Nature's sun screen, nature's umbrella, nature's blind spot. The weather outside may be frightful, or not, but the trees are thriving, right on schedule. The other day, with the lushness of summer growth blocking my view, I didn't see the tiny family of deer at the edge of the bike path until I was staring at point blank range right into the large watchful eyes of the doe. She stood perfectly still, her right foreleg slightly bent, her two babies like statues only inches behind her. Mother Nature's performance art. I tightened my fingers around my brakes and slowed my pedaling, poised to stop if a child lurched forward. The doe remained calm, but her eyes followed me as I passed. We were two moms, suspicious and protective, both seemingly in control.

We moms have a lot in common. We are tenacious, we stick to the schedule, we make sure our babies grow and thrive. I wonder whether the doe, or Mother Nature for that matter, doubt themselves the way we human moms tend to do. I met someone this week, a mom. A human one, my young neighbor's mom. She is visiting from out of town, helping one daughter move in with the other, spending her days caring for all the dogs and unpacking and breaking down empty boxes and organizing so the new living arrangement will be as perfect as it can be. She is about my age; we spoke across our backyard fences the other day, and all I saw, really, was a doe, doing what does do, without really thinking about it. She was taking care of business.

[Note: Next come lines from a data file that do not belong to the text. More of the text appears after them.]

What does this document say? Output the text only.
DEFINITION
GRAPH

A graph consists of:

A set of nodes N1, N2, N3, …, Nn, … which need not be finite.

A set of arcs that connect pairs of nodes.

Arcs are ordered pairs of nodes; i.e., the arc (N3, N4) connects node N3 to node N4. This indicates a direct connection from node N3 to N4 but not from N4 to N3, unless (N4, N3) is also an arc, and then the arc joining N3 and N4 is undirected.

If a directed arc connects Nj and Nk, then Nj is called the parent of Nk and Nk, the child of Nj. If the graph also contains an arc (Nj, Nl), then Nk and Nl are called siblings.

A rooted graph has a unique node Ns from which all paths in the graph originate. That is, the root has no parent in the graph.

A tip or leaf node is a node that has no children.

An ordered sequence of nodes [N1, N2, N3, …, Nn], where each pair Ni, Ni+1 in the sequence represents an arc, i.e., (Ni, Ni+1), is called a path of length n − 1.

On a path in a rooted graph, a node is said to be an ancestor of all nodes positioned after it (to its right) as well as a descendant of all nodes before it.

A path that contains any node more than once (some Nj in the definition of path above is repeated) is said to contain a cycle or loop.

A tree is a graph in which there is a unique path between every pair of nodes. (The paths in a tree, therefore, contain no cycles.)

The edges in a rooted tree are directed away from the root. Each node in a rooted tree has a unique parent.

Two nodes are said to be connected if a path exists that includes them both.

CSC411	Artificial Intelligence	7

This morning, we spoke, face to face. We were both bleary eyed, wearing sweats, dragging garbage to the curb. Within minutes, we bonded, in a way that only women who have been daughters and sisters and wives and mothers can bond. We have both experienced great joy and suffered great loss. We are both, for a variety of reasons,
in a place now of change and uncertainty, and we are both trying to find our way. She is upset with herself in ways I have been upset, and I am scared in ways she has been scared. Her story is not mine to tell, and so I won't tell it, but we both saw our meeting as a gift. In some way or another, we each offered the other something that would carry us through, that helped answer some nagging question. She is leaving soon, as soon as her work here is done, but we have promised to keep in touch. I hope we do.

Before we spoke, this other mom struck me as so sure of herself, so completely in charge. Like Mother Nature, who keeps the leaves growing in spite of the cool and sometimes gray days. Like the mother deer, who silently watches out for her babies, wordlessly keeping them out of harm's way. Do they wonder, as we do, whether they are doing enough, whether they are doing it right? I don't know for sure, but I doubt it.

We human moms can learn a lot from those other moms. And, as luck and fate will have it, we can learn a lot from each other.